El hombre misterioso dijo: "Puedo darte información sobre Enrique."
"También puedo ayudarte a ocultar la identidad de Gael, que ahora se ha ido a la frontera con Cabra. Con solo mover un dedo, no podrá volver, solo le quedará morir allí."
Aspen frunció el ceño, su expresión se volvió aún más fría.
"La información sobre Enrique no es suficiente para cambiar por la mía. En cuanto a Gael..."

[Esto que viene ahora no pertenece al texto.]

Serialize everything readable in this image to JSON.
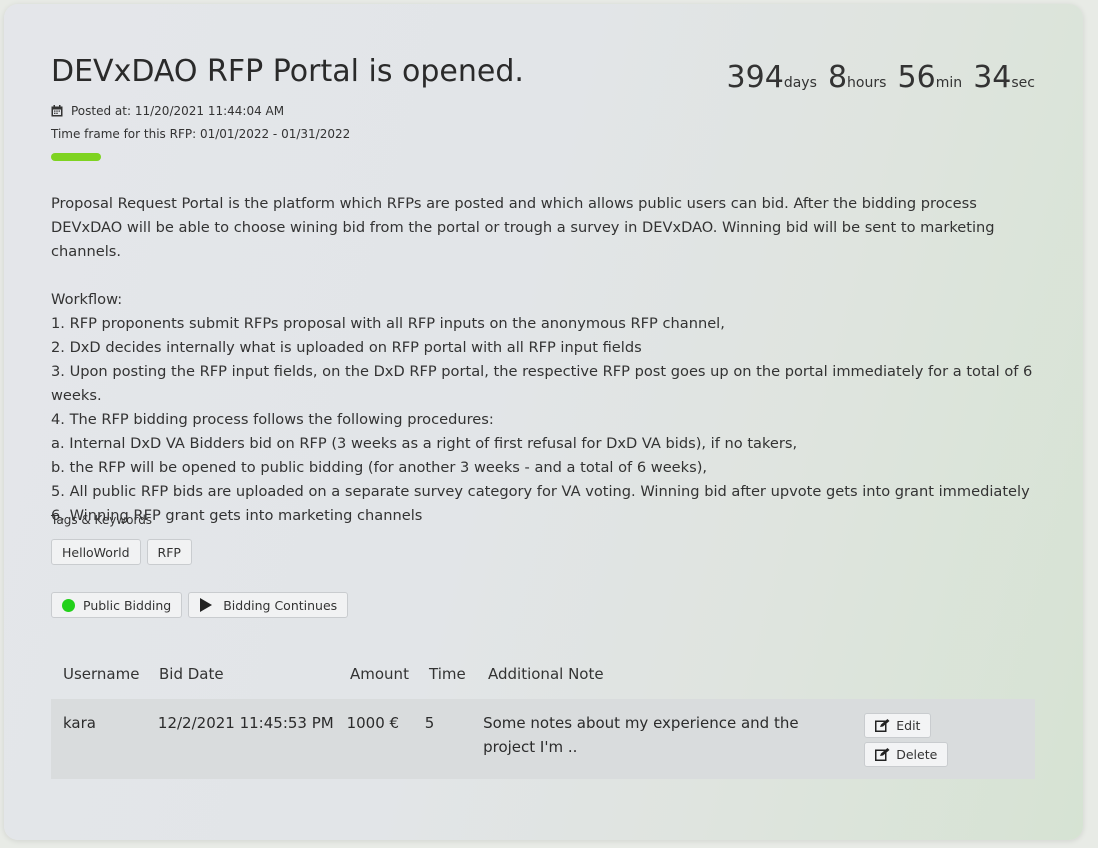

"Puedes intentar interferir, a ver si por tu culpa le sucede algo. Si realmente le pasa algo, ¡te haré arrepentir!"
"Una vez que encuentre el verdadero virus de la octava generación, lo entregaré inmediatamente al estado. ¡Entonces no tendremos nada de qué hablar!"
El hombre misterioso guardó silencio por un momento antes de decir,
"Estaba bromeando. Lo de Gael no me importa. Ay, te acompaño en el sentimiento. Cuando encuentres el verdadero virus de la octava generación, ¡sin duda iré a verte!"
Tras decir esto, colgó.
Aspen, escuchando el tono de ocupado en el teléfono, frunció aún más el ceño.
Abel, conduciendo, echó un vistazo a Aspen a través del espejo retrovisor,
"¿Era el hombre misterioso al teléfono?"
"Sí."
"¿Crees que pueda hacerle daño a Gael?"
Aspen respondió:
"No se atreverá. Ahora no somos nosotros quienes le pedimos un favor, sino que él tiene algo que queremos. Si se atreve a jugar sucio, perderá la oportunidad de negociar con nosotros."
Abel preguntó, "¿Sabes dónde está exactamente el virus de la octava generación?"
Aspen respondió, "Espera a abrir el ataúd."
Abel dudó por un momento y luego preguntó,
"Aspen, ¿tu sospechoso es esa persona?"
Aspen levantó la vista y sus miradas se encontraron en el espejo retrovisor.
Aspen sabía a quién se refería Abel, pero no dijo nada, "..."
Abel también entendió, frunció el ceño con preocupación y miró a Aspen con empatía.
¡Si realmente fuera él, cuánto dolería Aspen!
El coche se sumió en el silencio por un tiempo hasta que el teléfono de Aspen sonó de nuevo.